The scope of the Braidwood ruling is still being determined as insurers and government officials take stock
- While the ruling took effect immediately, its consequences on cost sharing will unfold gradually because insurance contracts are approved annually and coverage terms for plans currently in effect are unlikely to change. However, as insurers negotiate new contracts, they may make a business decision to institute out-of-pocket costs for preventive care.
- In April 2023, the U.S. departments of Labor, Health and Human Services, and the Treasury issued clarifying guidance responding to the ruling, reiterating coverage requirements for remaining preventive services, and encouraging health plans to continue “to cover the full scope of recommended preventive services.”
- In the wake of Judge O’Connor’s ruling, states have begun exploring policy and administrative options to help preserve access to cost-free preventive services for their residents. Currently, 14 states and the District of Columbia have enacted into law preventive service protection provisions for plans that offer coverage in the individual market.
- Days after the Braidwood ruling, Gov. Gretchen Whitmer (D-MI) secured public commitment from 17 health insurance plans participating in the state’s individual, large, and small group markets to continue coverage of no-cost preventive services for 2.1 million Michiganders.

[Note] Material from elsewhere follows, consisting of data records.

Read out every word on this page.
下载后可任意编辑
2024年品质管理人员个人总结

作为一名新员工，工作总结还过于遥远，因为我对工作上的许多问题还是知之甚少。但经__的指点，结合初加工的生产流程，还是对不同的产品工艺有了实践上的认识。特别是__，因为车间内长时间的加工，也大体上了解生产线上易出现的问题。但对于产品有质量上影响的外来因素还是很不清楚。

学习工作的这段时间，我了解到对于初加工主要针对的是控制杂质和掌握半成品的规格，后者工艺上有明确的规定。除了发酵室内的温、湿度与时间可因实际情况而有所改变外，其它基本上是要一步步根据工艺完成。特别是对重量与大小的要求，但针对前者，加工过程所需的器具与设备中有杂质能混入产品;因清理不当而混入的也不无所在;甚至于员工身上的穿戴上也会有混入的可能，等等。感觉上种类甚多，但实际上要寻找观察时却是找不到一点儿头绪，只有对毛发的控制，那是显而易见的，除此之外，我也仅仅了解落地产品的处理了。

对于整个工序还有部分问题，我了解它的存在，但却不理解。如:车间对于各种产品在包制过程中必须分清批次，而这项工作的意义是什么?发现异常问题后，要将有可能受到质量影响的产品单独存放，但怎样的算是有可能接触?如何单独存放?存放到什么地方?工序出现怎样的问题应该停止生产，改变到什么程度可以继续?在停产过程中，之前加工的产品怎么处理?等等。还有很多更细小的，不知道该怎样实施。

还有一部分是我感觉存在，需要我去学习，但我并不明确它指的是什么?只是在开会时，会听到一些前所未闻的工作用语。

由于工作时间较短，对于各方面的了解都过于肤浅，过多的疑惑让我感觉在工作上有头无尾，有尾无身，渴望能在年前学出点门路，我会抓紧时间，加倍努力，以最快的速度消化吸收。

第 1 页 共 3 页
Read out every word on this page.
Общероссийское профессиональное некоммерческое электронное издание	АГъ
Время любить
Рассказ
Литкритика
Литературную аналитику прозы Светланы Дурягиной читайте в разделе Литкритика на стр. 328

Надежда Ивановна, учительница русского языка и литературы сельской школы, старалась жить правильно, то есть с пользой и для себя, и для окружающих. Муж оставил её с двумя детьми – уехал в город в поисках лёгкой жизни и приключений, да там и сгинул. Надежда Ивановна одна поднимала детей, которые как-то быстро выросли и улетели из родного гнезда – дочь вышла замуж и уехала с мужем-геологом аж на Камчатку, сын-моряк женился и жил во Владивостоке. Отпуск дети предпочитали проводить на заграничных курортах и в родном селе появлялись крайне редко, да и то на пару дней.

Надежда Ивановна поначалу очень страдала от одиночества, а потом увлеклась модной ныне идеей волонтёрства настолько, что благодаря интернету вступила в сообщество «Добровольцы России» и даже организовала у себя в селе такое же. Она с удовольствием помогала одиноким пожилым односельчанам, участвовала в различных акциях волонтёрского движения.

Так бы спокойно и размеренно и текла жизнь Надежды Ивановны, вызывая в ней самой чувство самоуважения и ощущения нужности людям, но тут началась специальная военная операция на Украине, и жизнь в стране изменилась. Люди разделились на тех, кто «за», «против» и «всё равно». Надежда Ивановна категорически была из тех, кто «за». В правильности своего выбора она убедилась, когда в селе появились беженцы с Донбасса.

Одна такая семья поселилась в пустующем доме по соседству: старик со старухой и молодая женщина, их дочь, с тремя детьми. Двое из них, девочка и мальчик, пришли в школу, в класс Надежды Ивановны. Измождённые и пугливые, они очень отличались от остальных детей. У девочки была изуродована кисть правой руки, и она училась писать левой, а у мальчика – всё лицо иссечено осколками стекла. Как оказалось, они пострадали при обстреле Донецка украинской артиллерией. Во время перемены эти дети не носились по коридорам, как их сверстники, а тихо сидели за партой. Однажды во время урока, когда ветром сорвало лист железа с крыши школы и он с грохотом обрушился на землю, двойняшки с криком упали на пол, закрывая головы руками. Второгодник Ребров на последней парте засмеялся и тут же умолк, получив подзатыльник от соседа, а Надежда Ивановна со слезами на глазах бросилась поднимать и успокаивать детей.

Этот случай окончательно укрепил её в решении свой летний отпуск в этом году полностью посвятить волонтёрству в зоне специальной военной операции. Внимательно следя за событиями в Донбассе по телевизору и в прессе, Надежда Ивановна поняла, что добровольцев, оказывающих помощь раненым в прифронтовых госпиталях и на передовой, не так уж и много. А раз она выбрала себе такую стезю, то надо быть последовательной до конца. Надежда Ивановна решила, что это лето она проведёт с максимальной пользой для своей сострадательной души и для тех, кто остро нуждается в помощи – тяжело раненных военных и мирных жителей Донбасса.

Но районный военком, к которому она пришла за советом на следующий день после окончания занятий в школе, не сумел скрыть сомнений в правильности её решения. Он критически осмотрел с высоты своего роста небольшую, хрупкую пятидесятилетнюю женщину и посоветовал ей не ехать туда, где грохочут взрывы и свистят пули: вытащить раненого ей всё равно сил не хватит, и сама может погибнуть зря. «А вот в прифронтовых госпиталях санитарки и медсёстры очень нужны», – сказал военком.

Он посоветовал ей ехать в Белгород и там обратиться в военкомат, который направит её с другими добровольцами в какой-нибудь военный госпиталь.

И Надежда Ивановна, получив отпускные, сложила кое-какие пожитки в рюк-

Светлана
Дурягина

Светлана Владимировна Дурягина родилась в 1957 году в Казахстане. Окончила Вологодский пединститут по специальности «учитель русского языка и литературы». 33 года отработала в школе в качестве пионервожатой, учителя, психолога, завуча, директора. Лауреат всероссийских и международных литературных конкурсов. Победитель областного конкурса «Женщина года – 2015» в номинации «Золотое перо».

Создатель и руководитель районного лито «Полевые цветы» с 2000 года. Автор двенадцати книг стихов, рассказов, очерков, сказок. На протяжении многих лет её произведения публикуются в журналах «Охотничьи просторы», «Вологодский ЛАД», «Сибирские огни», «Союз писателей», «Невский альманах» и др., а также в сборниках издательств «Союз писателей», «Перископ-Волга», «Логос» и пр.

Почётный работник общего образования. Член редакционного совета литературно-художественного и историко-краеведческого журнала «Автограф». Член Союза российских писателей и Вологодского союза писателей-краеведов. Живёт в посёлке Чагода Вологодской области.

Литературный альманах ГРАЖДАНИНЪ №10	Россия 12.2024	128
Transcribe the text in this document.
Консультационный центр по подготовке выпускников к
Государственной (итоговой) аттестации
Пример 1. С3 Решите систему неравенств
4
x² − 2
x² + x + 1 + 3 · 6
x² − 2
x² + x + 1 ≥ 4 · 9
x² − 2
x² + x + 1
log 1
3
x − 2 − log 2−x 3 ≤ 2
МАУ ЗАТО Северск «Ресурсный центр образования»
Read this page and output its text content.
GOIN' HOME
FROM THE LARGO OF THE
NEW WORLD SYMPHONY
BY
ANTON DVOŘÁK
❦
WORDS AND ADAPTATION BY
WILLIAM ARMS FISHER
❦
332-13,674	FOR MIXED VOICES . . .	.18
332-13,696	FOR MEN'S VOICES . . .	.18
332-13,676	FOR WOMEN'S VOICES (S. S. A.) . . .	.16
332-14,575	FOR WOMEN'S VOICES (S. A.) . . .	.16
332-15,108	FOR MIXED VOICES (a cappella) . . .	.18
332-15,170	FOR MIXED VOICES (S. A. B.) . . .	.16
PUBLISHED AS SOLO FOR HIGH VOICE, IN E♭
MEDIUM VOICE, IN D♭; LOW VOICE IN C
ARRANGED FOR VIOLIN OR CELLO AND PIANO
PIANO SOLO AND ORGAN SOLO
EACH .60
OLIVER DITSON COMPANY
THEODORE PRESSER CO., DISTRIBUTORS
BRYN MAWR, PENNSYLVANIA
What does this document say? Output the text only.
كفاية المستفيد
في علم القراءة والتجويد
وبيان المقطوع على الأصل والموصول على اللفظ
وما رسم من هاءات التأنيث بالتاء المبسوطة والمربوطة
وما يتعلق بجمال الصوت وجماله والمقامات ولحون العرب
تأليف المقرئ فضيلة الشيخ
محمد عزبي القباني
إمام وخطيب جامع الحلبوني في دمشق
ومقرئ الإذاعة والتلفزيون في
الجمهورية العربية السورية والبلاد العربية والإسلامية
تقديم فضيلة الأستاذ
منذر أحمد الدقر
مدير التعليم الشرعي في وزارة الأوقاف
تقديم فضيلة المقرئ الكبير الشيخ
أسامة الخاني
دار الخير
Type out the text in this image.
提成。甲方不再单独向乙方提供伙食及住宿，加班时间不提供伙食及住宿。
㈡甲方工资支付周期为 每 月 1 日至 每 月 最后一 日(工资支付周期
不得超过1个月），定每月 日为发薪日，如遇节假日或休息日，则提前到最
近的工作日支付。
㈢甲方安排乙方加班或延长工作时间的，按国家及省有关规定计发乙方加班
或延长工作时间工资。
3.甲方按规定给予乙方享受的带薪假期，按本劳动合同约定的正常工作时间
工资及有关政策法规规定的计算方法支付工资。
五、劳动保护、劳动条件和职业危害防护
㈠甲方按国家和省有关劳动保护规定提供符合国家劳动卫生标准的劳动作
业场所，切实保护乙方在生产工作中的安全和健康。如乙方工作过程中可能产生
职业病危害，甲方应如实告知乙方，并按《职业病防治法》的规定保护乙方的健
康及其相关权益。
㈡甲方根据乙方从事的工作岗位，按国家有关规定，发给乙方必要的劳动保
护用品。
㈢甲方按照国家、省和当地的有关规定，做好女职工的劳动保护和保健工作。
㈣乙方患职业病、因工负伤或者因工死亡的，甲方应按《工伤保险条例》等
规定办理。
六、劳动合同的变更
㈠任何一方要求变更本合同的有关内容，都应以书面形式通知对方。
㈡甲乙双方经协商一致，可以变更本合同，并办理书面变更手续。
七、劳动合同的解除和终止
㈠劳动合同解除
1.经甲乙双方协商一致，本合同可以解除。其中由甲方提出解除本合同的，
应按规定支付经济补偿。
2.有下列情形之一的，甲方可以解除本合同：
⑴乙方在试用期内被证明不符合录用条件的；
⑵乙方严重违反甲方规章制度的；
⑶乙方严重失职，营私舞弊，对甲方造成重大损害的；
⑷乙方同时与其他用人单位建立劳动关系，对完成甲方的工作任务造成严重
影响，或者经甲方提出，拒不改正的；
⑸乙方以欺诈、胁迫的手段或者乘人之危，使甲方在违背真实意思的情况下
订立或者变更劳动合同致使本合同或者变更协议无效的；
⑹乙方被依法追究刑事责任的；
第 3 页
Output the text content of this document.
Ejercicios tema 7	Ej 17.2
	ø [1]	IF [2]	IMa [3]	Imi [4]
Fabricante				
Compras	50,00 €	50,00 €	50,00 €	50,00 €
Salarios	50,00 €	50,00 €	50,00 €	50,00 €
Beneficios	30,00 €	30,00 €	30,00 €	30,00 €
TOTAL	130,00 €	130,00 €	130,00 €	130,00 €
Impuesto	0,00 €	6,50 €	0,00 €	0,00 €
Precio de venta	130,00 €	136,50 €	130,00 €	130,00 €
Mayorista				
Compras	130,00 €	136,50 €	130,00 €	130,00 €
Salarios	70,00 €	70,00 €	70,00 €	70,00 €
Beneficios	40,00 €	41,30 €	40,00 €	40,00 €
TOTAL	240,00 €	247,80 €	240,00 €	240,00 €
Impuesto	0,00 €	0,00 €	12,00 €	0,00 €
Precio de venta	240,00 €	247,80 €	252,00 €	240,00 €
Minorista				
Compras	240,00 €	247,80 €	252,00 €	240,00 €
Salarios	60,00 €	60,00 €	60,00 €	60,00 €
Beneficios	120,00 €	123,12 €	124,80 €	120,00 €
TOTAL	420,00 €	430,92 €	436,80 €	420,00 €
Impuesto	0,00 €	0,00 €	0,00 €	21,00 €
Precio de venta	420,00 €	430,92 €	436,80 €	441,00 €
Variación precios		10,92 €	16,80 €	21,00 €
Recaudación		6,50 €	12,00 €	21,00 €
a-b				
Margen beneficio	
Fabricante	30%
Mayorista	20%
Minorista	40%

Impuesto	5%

This ruling is not the last word as the case heads to the 5th Circuit on appeal
- The U.S. Department of Justice (DOJ) has already filed a notice of appeal of Judge O’Connor’s ruling, requesting the 5th U.S. Circuit Court of Appeals to limit the injunction to just the plaintiffs in this case. The 5th Circuit will set a briefing schedule and schedule arguments on the case on its own docket.
- DOJ has also asked Judge O’Connor to stay his own ruling on the universal injunction until the appeal has been heard; he has not yet ruled on this stay. DOJ has also moved for the 5th Circuit to issue the stay itself while it considers the appeal.
By removing financial barriers, the Affordable Care Act’s preventive service requirement improved access to preventive health services for millions of Americans. Uncertainty around the future of zero-cost coverage for preventive care remains as Braidwood works its way through the legal process; a final decision in the case has the potential to reshape the coverage landscape.